McLaughlin is a bizarre choice as an intelligence analyst because he led the effort to craft the spurious speech that Secretary of State Colin Powell gave to the United Nations only six weeks before the U.S. invasion of Iraq.  The speech was designed to convince a domestic and international audience of the (non-existent) weapons of mass destruction in Iraqi inventories.  The speech was particularly successful in fooling the editorial and oped writers of the Washington Post, who claimed they were “convinced” that Iraqi WMD justified Bush’s war.

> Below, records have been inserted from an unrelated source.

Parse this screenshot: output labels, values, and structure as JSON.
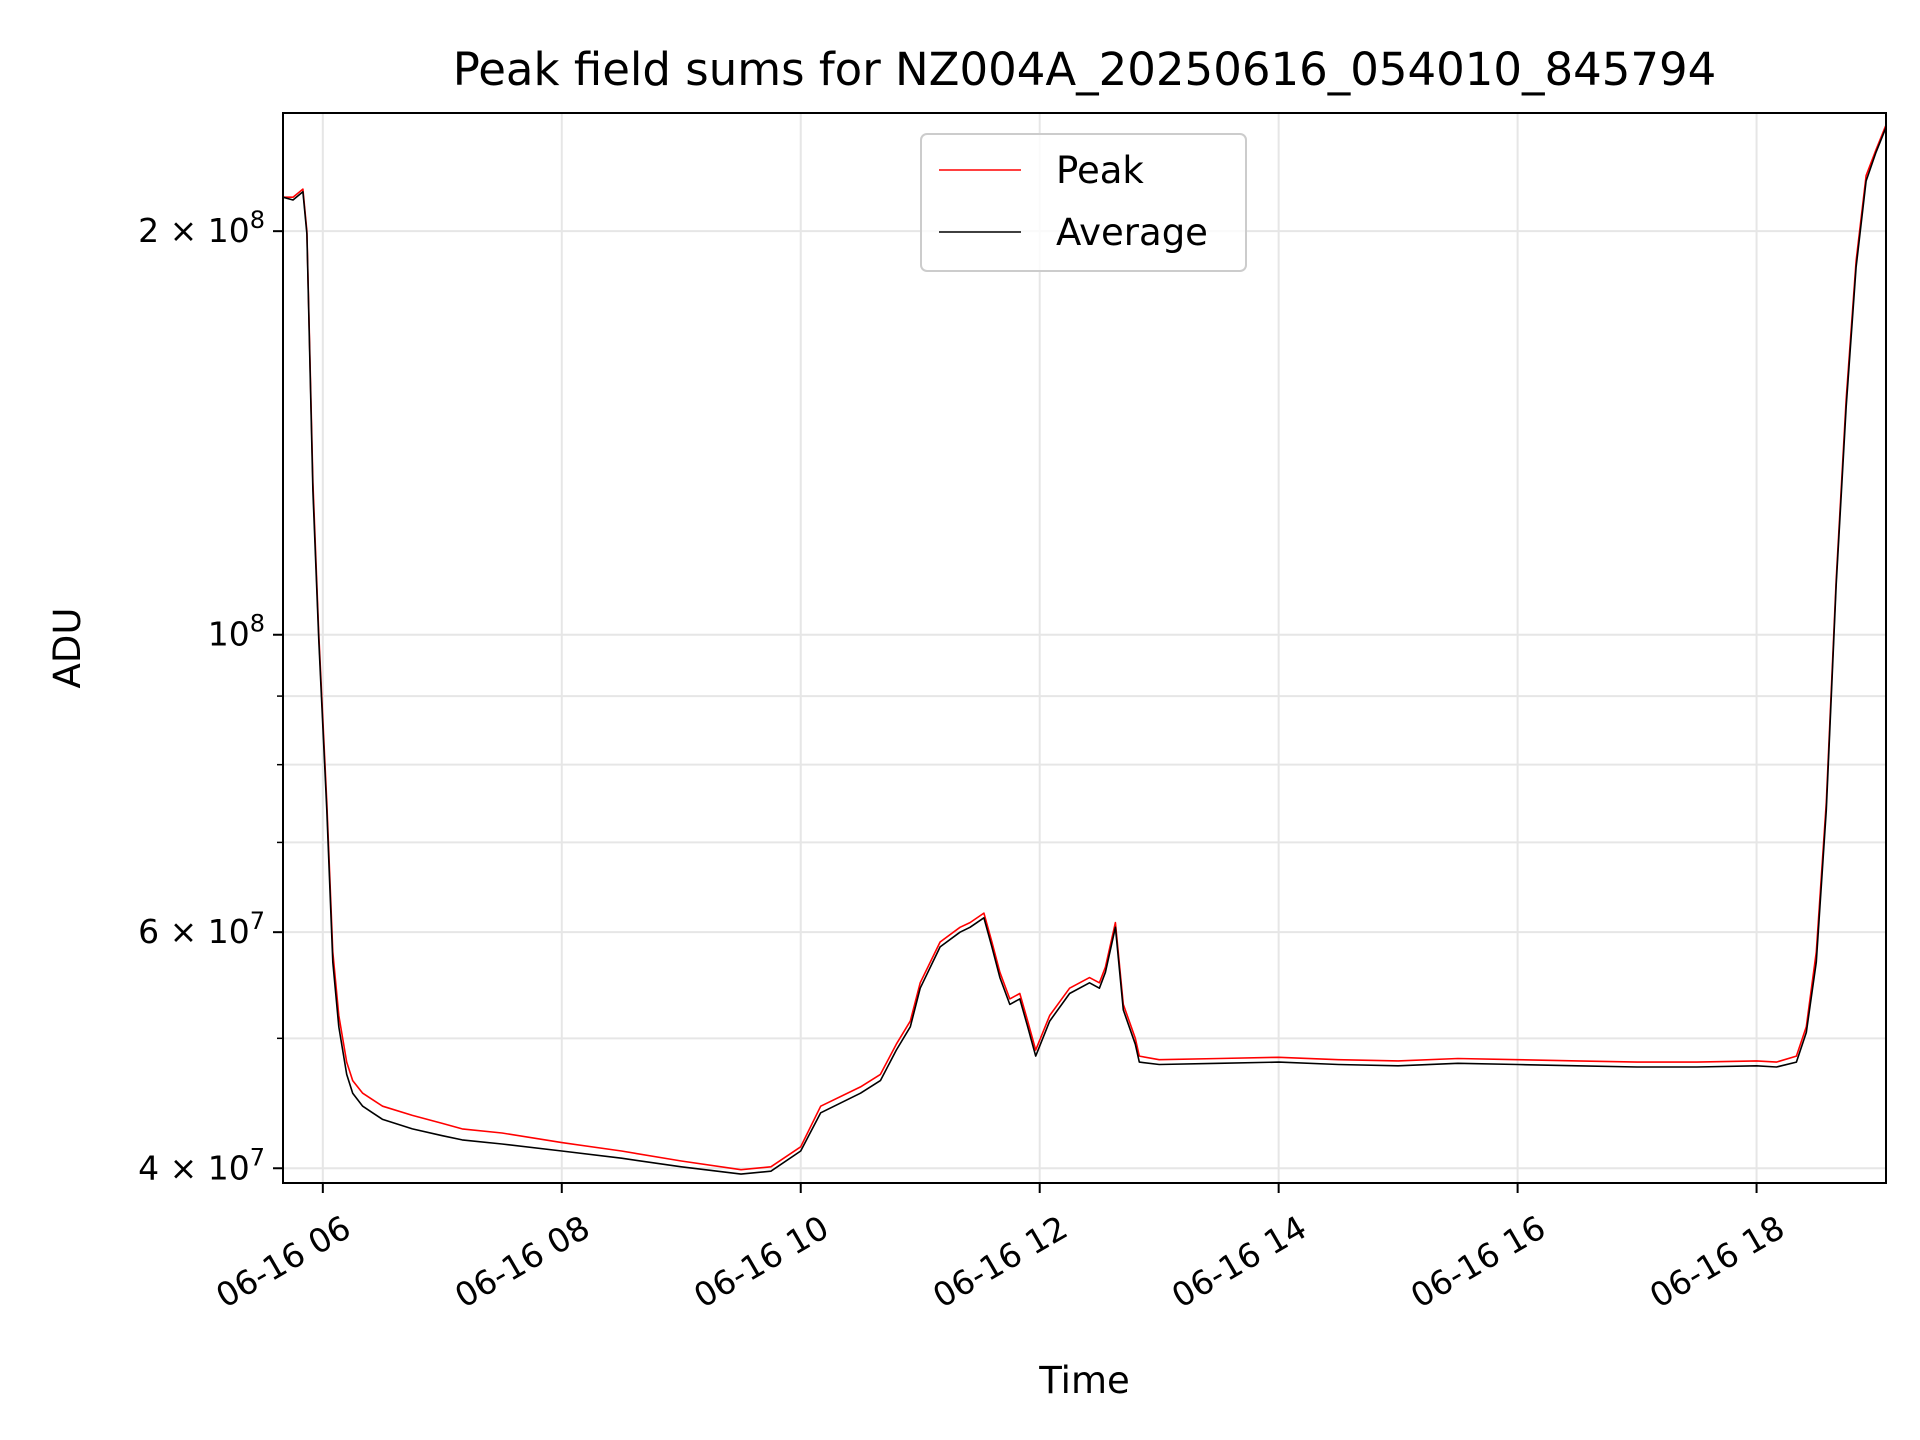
{
  "chart_data": {
    "type": "line",
    "title": "Peak field sums for NZ004A_20250616_054010_845794",
    "xlabel": "Time",
    "ylabel": "ADU",
    "x_scale": "time",
    "y_scale": "log",
    "xlim": [
      "2025-06-16 05:40",
      "2025-06-16 19:05"
    ],
    "ylim": [
      39000000,
      245000000
    ],
    "grid": true,
    "legend_position": "top-center",
    "x_tick_labels": [
      "06-16 06",
      "06-16 08",
      "06-16 10",
      "06-16 12",
      "06-16 14",
      "06-16 16",
      "06-16 18"
    ],
    "x_tick_values": [
      "2025-06-16 06:00",
      "2025-06-16 08:00",
      "2025-06-16 10:00",
      "2025-06-16 12:00",
      "2025-06-16 14:00",
      "2025-06-16 16:00",
      "2025-06-16 18:00"
    ],
    "y_tick_values": [
      40000000,
      60000000,
      100000000,
      200000000
    ],
    "y_tick_labels": [
      {
        "mantissa": "4",
        "times": "×",
        "base": "10",
        "exp": "7"
      },
      {
        "mantissa": "6",
        "times": "×",
        "base": "10",
        "exp": "7"
      },
      {
        "mantissa": "",
        "times": "",
        "base": "10",
        "exp": "8"
      },
      {
        "mantissa": "2",
        "times": "×",
        "base": "10",
        "exp": "8"
      }
    ],
    "y_minor_tick_values": [
      50000000,
      70000000,
      80000000,
      90000000
    ],
    "series": [
      {
        "name": "Peak",
        "color": "#ff0000",
        "x": [
          "2025-06-16 05:40",
          "2025-06-16 05:45",
          "2025-06-16 05:50",
          "2025-06-16 05:52",
          "2025-06-16 05:55",
          "2025-06-16 05:58",
          "2025-06-16 06:02",
          "2025-06-16 06:05",
          "2025-06-16 06:08",
          "2025-06-16 06:12",
          "2025-06-16 06:15",
          "2025-06-16 06:20",
          "2025-06-16 06:25",
          "2025-06-16 06:30",
          "2025-06-16 06:45",
          "2025-06-16 07:00",
          "2025-06-16 07:10",
          "2025-06-16 07:30",
          "2025-06-16 08:00",
          "2025-06-16 08:30",
          "2025-06-16 09:00",
          "2025-06-16 09:30",
          "2025-06-16 09:45",
          "2025-06-16 10:00",
          "2025-06-16 10:10",
          "2025-06-16 10:30",
          "2025-06-16 10:40",
          "2025-06-16 10:48",
          "2025-06-16 10:55",
          "2025-06-16 11:00",
          "2025-06-16 11:10",
          "2025-06-16 11:20",
          "2025-06-16 11:25",
          "2025-06-16 11:32",
          "2025-06-16 11:36",
          "2025-06-16 11:40",
          "2025-06-16 11:45",
          "2025-06-16 11:50",
          "2025-06-16 11:54",
          "2025-06-16 11:58",
          "2025-06-16 12:05",
          "2025-06-16 12:15",
          "2025-06-16 12:25",
          "2025-06-16 12:30",
          "2025-06-16 12:33",
          "2025-06-16 12:38",
          "2025-06-16 12:42",
          "2025-06-16 12:48",
          "2025-06-16 12:50",
          "2025-06-16 13:00",
          "2025-06-16 13:30",
          "2025-06-16 14:00",
          "2025-06-16 14:30",
          "2025-06-16 15:00",
          "2025-06-16 15:30",
          "2025-06-16 16:00",
          "2025-06-16 16:30",
          "2025-06-16 17:00",
          "2025-06-16 17:30",
          "2025-06-16 18:00",
          "2025-06-16 18:10",
          "2025-06-16 18:20",
          "2025-06-16 18:25",
          "2025-06-16 18:30",
          "2025-06-16 18:35",
          "2025-06-16 18:40",
          "2025-06-16 18:45",
          "2025-06-16 18:50",
          "2025-06-16 18:55",
          "2025-06-16 19:00",
          "2025-06-16 19:05"
        ],
        "values": [
          212000000,
          212000000,
          215000000,
          200000000,
          130000000,
          100000000,
          75000000,
          58000000,
          52000000,
          48000000,
          46500000,
          45500000,
          45000000,
          44500000,
          43800000,
          43200000,
          42800000,
          42500000,
          41800000,
          41200000,
          40500000,
          39900000,
          40100000,
          41500000,
          44500000,
          46000000,
          47000000,
          49500000,
          51500000,
          55000000,
          59000000,
          60500000,
          61000000,
          62000000,
          59000000,
          56000000,
          53500000,
          54000000,
          51500000,
          49000000,
          52000000,
          54500000,
          55500000,
          55000000,
          56500000,
          61000000,
          53000000,
          50000000,
          48500000,
          48200000,
          48300000,
          48400000,
          48200000,
          48100000,
          48300000,
          48200000,
          48100000,
          48000000,
          48000000,
          48100000,
          48000000,
          48500000,
          51000000,
          58000000,
          75000000,
          110000000,
          150000000,
          190000000,
          220000000,
          230000000,
          240000000
        ]
      },
      {
        "name": "Average",
        "color": "#000000",
        "x": [
          "2025-06-16 05:40",
          "2025-06-16 05:45",
          "2025-06-16 05:50",
          "2025-06-16 05:52",
          "2025-06-16 05:55",
          "2025-06-16 05:58",
          "2025-06-16 06:02",
          "2025-06-16 06:05",
          "2025-06-16 06:08",
          "2025-06-16 06:12",
          "2025-06-16 06:15",
          "2025-06-16 06:20",
          "2025-06-16 06:25",
          "2025-06-16 06:30",
          "2025-06-16 06:45",
          "2025-06-16 07:00",
          "2025-06-16 07:10",
          "2025-06-16 07:30",
          "2025-06-16 08:00",
          "2025-06-16 08:30",
          "2025-06-16 09:00",
          "2025-06-16 09:30",
          "2025-06-16 09:45",
          "2025-06-16 10:00",
          "2025-06-16 10:10",
          "2025-06-16 10:30",
          "2025-06-16 10:40",
          "2025-06-16 10:48",
          "2025-06-16 10:55",
          "2025-06-16 11:00",
          "2025-06-16 11:10",
          "2025-06-16 11:20",
          "2025-06-16 11:25",
          "2025-06-16 11:32",
          "2025-06-16 11:36",
          "2025-06-16 11:40",
          "2025-06-16 11:45",
          "2025-06-16 11:50",
          "2025-06-16 11:54",
          "2025-06-16 11:58",
          "2025-06-16 12:05",
          "2025-06-16 12:15",
          "2025-06-16 12:25",
          "2025-06-16 12:30",
          "2025-06-16 12:33",
          "2025-06-16 12:38",
          "2025-06-16 12:42",
          "2025-06-16 12:48",
          "2025-06-16 12:50",
          "2025-06-16 13:00",
          "2025-06-16 13:30",
          "2025-06-16 14:00",
          "2025-06-16 14:30",
          "2025-06-16 15:00",
          "2025-06-16 15:30",
          "2025-06-16 16:00",
          "2025-06-16 16:30",
          "2025-06-16 17:00",
          "2025-06-16 17:30",
          "2025-06-16 18:00",
          "2025-06-16 18:10",
          "2025-06-16 18:20",
          "2025-06-16 18:25",
          "2025-06-16 18:30",
          "2025-06-16 18:35",
          "2025-06-16 18:40",
          "2025-06-16 18:45",
          "2025-06-16 18:50",
          "2025-06-16 18:55",
          "2025-06-16 19:00",
          "2025-06-16 19:05"
        ],
        "values": [
          212000000,
          211000000,
          214000000,
          199000000,
          128000000,
          99000000,
          74000000,
          57000000,
          51000000,
          47000000,
          45500000,
          44500000,
          44000000,
          43500000,
          42800000,
          42300000,
          42000000,
          41700000,
          41200000,
          40700000,
          40100000,
          39600000,
          39800000,
          41200000,
          44000000,
          45500000,
          46500000,
          49000000,
          51000000,
          54500000,
          58500000,
          60000000,
          60500000,
          61500000,
          58500000,
          55500000,
          53000000,
          53500000,
          51000000,
          48500000,
          51500000,
          54000000,
          55000000,
          54500000,
          56000000,
          60500000,
          52500000,
          49500000,
          48000000,
          47800000,
          47900000,
          48000000,
          47800000,
          47700000,
          47900000,
          47800000,
          47700000,
          47600000,
          47600000,
          47700000,
          47600000,
          48000000,
          50500000,
          57000000,
          74000000,
          109000000,
          148000000,
          188000000,
          218000000,
          229000000,
          239000000
        ]
      }
    ]
  }
}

The U.S. reliance on military force has damaged U.S. national interests at a time when the global community is facing severe economic stress.  The Iraq and Afghan wars have cost trillions of dollars and have not made America more secure.  The war on terror has created more terrorists than it has eliminated, and recent secretaries of state have failed to question the strategic and geopolitical implications of a wider war in Southwest Asia.  The budget of the Department of Defense, exceeding levels reached during the worst days of the Cold War, receives overwhelming bipartisan support.

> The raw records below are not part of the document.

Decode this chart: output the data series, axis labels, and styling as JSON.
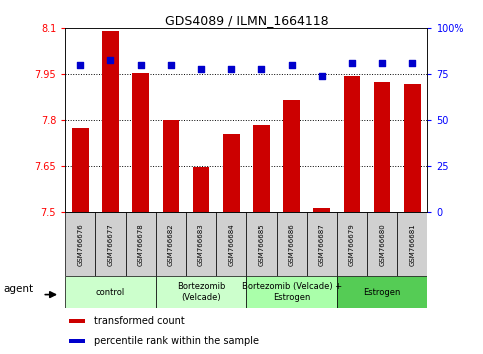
{
  "title": "GDS4089 / ILMN_1664118",
  "samples": [
    "GSM766676",
    "GSM766677",
    "GSM766678",
    "GSM766682",
    "GSM766683",
    "GSM766684",
    "GSM766685",
    "GSM766686",
    "GSM766687",
    "GSM766679",
    "GSM766680",
    "GSM766681"
  ],
  "bar_values": [
    7.775,
    8.09,
    7.955,
    7.8,
    7.648,
    7.755,
    7.785,
    7.865,
    7.515,
    7.945,
    7.925,
    7.92
  ],
  "percentile_values": [
    80,
    83,
    80,
    80,
    78,
    78,
    78,
    80,
    74,
    81,
    81,
    81
  ],
  "bar_color": "#cc0000",
  "dot_color": "#0000cc",
  "ylim_left": [
    7.5,
    8.1
  ],
  "ylim_right": [
    0,
    100
  ],
  "yticks_left": [
    7.5,
    7.65,
    7.8,
    7.95,
    8.1
  ],
  "yticks_left_labels": [
    "7.5",
    "7.65",
    "7.8",
    "7.95",
    "8.1"
  ],
  "yticks_right": [
    0,
    25,
    50,
    75,
    100
  ],
  "yticks_right_labels": [
    "0",
    "25",
    "50",
    "75",
    "100%"
  ],
  "groups": [
    {
      "label": "control",
      "start": 0,
      "end": 3,
      "color": "#ccffcc"
    },
    {
      "label": "Bortezomib\n(Velcade)",
      "start": 3,
      "end": 6,
      "color": "#ccffcc"
    },
    {
      "label": "Bortezomib (Velcade) +\nEstrogen",
      "start": 6,
      "end": 9,
      "color": "#aaffaa"
    },
    {
      "label": "Estrogen",
      "start": 9,
      "end": 12,
      "color": "#55cc55"
    }
  ],
  "legend_items": [
    {
      "color": "#cc0000",
      "label": "transformed count"
    },
    {
      "color": "#0000cc",
      "label": "percentile rank within the sample"
    }
  ],
  "agent_label": "agent",
  "dotted_line_values": [
    7.65,
    7.8,
    7.95
  ],
  "background_color": "#ffffff",
  "sample_box_color": "#d0d0d0",
  "bar_width": 0.55
}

Even so-called liberal organizations are attracted to these policies.  The Brookings Institution and the Carnegie Endowment for International Peace, and their scholars—Michael O’Hanlon and Robert Kagan, respectively—have advocated the use of military force in Iraq and Afghanistan.  Meanwhile, the media largely ignore the loss of civilian life as they do the destruction of civilian economies, including hospitals, schools, and infrastructure.

Nearly sixty years after President Dwight D. Eisenhower’s warning about the military-industrial complex, the United States must come to terms with its elevation of the role of the military; its cult of military spending that has become sacrosanct; and the culture of militarism that has placed U.S. bases all over the globe.  The American public is in danger of knowing only those military policies and actions that the government wants it to know, and the media are insufficiently aggressive in uncovering the nature of U.S. militarism the world over.